Virüsün kendi içinde farklı alt tipleri bulunduğunu ve enfeksiyonun sebebi olan tipine göre hastalığın ciddiyetinin değişebileceğini ifade eden Op.Dr.Meriçeli “Ateş, farenjit, rinit ve kulak önünde şişlikle birlikte başlayan konjonktivit, sıklıkla tek taraflı ortaya çıkıyor, 1-3 gün içerisinde diğer tarafa geçiyor. Adenovirüslere bağlı enfeksiyonların, enfeksiyöz evre ve bunu takip eden enflamatuar evre olmak üzere iki basamaklı olarak ilerliyor” dedi. Hastalığın yaklaşık ilk iki haftasını oluşturan enfeksiyöz evrede yaşanılanları şöyle anlatan Op.Dr.Meriçeli “Hastalar şiddetli yabancı cisim hissinden şikayet ediyor. Bunu kapaklarda belirgin şişlik, gözlerde sulanma, kaşınma, ışık hassasiyeti, ağrı ve bulanık görme takip ediyor. Benzer bulgular 2-7 gün sonra diğer gözde kendini gösterebiliyor. Bazen göz içerisinde zar oluşumu da ortaya çıkabiliyor ve ilaç tedavisine rağmen şikayetler 10-15 gün boyunca tüm şiddetiyle devam edebiliyor. Enflamatuar evre ise enfeksiyondan 15-20 gün sonra başlıyor ve bu evrede gözün önünde saydam tabakasında lekelenmeler gelişiyor. Bazı hastalarda haftalar hatta yıllar boyunca devam edebilen bu lekelenmeler, saydam tabakanın yüzeyinde düzensizliğe ve ışık dağılmasına yol açarak görmede azalmaya neden olabiliyor.”
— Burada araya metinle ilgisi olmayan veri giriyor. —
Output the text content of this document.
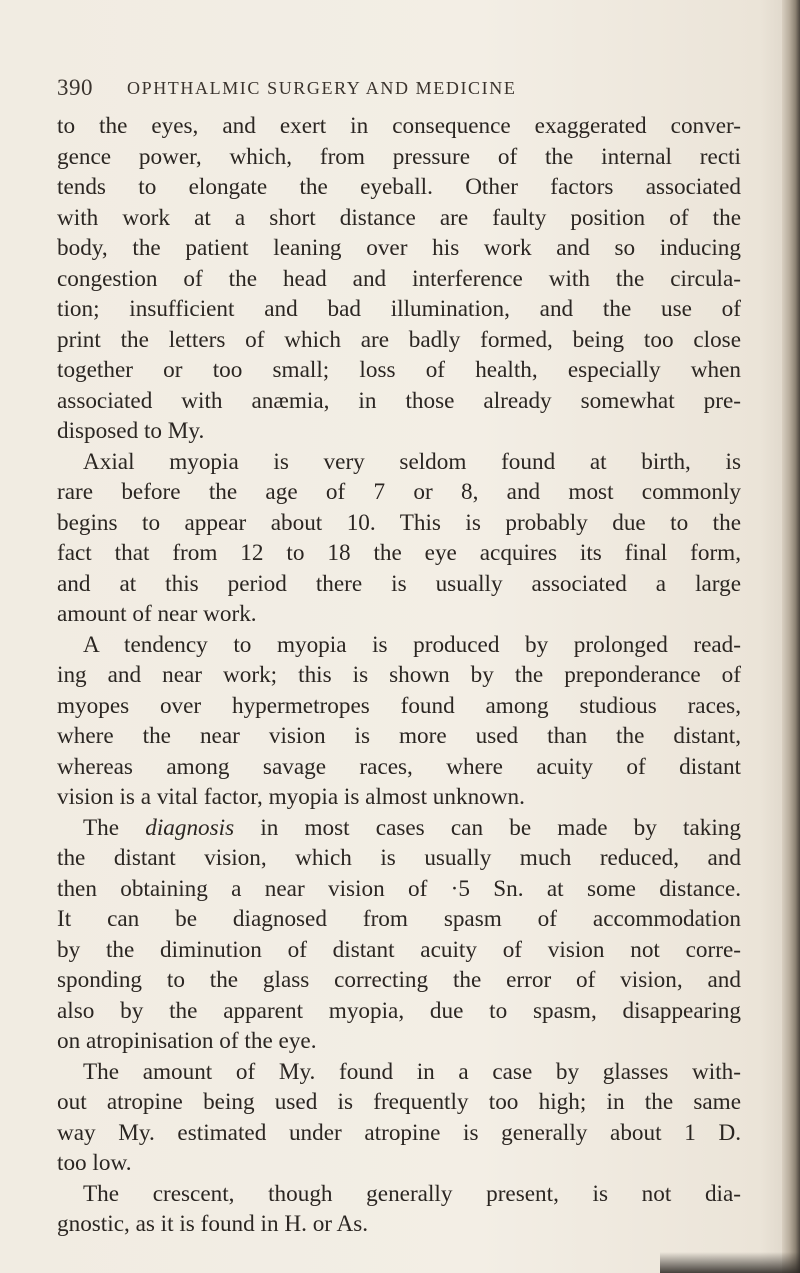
390 OPHTHALMIC SURGERY AND MEDICINE
to the eyes, and exert in consequence exaggerated conver-
gence power, which, from pressure of the internal recti
tends to elongate the eyeball. Other factors associated
with work at a short distance are faulty position of the
body, the patient leaning over his work and so inducing
congestion of the head and interference with the circula-
tion; insufficient and bad illumination, and the use of
print the letters of which are badly formed, being too close
together or too small; loss of health, especially when
associated with anæmia, in those already somewhat pre-
disposed to My.
Axial myopia is very seldom found at birth, is
rare before the age of 7 or 8, and most commonly
begins to appear about 10. This is probably due to the
fact that from 12 to 18 the eye acquires its final form,
and at this period there is usually associated a large
amount of near work.
A tendency to myopia is produced by prolonged read-
ing and near work; this is shown by the preponderance of
myopes over hypermetropes found among studious races,
where the near vision is more used than the distant,
whereas among savage races, where acuity of distant
vision is a vital factor, myopia is almost unknown.
The diagnosis in most cases can be made by taking
the distant vision, which is usually much reduced, and
then obtaining a near vision of ·5 Sn. at some distance.
It can be diagnosed from spasm of accommodation
by the diminution of distant acuity of vision not corre-
sponding to the glass correcting the error of vision, and
also by the apparent myopia, due to spasm, disappearing
on atropinisation of the eye.
The amount of My. found in a case by glasses with-
out atropine being used is frequently too high; in the same
way My. estimated under atropine is generally about 1 D.
too low.
The crescent, though generally present, is not dia-
gnostic, as it is found in H. or As.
“Tedavi boyunca hijyen kurallarına dikkat şart”
Adenovirüslere bağlı konjonktivitin kesin bir tedavisi bulunmadığını ve belli bir seyir izleyen hastalığın üç hafta içerisinde kendiliğinden düzeldiğini belirten Op.Dr.Meriçeli “Geleneksel olarak akut adenoviral enfeksiyonda elleri yıkamak,suni gözyaşları, gözde kızarıklık ve sulanma geçene kadar ev dezenfeksiyonu uygulamak yarar sağlıyor. Suni gözyaşları, soğuk uygulamalar hastanın şikayetlerinin azalmasına yardımcı olabiliyor. Aynı zamanda göz doktorunun önereceği ilaçların da düzenli olarak kullanılması gerekiyor. Hastalığın etkin bir tedavisi veya aşısı olmadığı için korunma yöntemlerinin büyük önem taşıyor. Kişilerin mümkün olduğunca çevrelerindekilerle mesafelerini korumaları, tokalaşma, sarılma, öpme gibi selamlaşma jestlerinden kaçınmaları, damlalarını koymadan ve koyduktan sonra sık sık ellerini yıkamaları, tek kullanımlık kağıt peçeteleri tercih etmelerinde yarar görülüyor” sözlerine yer verdi.